GEDÄCHTNIS: Epidemien, ihre Opfer und die Erinnerung
Dossier "Epidemien. Kulturwissenschaftliche Ansichten"
Epidemien oder gar Pandemien sind stets traumatische Ereignisse im Erinnerungshaushalt betroffener Menschen, Familien oder Gesellschaften. Spätestens wenn sich ein Ende der Krise abzuzeichnen beginnt, stellt sich die Frage nach Formen künftiger Erinnerung an das dann vergangene Geschehen. Mehrere Länder haben bereits Akzente gesetzt: In Washington D.C. wurden am Vorabend der Inauguration von Präsident Biden 400 Laternen am Reflecting Pool vor dem Lincoln Monument entzündet – eine für je 1.000 US-amerikanische Pandemieopfer.

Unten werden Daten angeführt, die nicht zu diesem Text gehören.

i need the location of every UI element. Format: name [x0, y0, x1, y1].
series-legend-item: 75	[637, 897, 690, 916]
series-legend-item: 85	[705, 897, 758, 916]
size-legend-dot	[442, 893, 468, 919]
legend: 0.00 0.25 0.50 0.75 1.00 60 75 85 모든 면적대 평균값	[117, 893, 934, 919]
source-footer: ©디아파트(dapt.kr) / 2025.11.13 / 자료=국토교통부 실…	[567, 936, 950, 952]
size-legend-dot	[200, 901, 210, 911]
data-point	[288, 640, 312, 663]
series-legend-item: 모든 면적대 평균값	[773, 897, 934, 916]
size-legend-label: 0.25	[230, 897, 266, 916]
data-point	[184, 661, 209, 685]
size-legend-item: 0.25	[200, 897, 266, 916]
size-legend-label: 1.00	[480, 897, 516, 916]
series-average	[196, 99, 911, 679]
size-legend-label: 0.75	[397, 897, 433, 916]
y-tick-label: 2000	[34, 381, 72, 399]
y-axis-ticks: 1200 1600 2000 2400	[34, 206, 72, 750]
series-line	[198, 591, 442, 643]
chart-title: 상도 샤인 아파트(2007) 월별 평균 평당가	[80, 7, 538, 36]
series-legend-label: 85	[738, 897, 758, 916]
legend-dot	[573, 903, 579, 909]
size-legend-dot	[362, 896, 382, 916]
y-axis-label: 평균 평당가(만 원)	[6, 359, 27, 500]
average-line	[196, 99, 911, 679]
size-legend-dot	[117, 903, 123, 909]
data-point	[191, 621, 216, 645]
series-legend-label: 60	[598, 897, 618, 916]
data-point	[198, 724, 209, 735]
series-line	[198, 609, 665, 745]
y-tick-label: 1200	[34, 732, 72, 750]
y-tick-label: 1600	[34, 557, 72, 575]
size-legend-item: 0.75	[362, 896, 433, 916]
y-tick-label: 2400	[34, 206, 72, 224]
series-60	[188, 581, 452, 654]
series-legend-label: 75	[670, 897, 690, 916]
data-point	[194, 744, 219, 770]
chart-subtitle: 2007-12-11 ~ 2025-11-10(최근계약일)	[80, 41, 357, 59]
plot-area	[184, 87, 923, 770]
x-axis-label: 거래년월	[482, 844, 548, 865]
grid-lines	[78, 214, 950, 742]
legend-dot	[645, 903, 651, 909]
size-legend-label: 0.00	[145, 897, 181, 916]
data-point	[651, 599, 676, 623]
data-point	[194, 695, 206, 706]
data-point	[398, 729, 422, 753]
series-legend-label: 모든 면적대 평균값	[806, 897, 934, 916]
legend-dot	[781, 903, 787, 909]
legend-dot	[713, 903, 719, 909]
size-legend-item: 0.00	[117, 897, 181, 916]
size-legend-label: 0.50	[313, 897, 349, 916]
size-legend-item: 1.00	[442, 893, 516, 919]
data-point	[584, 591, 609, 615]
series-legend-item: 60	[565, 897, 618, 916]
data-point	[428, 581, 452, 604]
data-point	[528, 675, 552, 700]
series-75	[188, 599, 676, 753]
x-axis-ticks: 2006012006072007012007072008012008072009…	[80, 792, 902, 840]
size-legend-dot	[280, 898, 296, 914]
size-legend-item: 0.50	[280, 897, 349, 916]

In Italien wurde gar ein jährlicher Gedenktag eingeführt und dafür der 18. März bestimmt – jener Tag, an dem in Bergamo eine Kolonne von 70 Militärtransportern die Särge von hunderten Toten aus der Stadt brachten, weil das dortige Krematorium überlastet war. Diese und andere Beispiele – etwa das Lichterherz auf dem Münsteraner Domplatz am bundesweiten Corona-Gedenktag am 18. April 2021 – werfen die Frage auf, wie Gesellschaften, gesellschaftliche Gruppen, Institutionen oder auch Individuen mit dem Gedenken an Epidemien und ihre Opfer umgegangen sind und umgehen.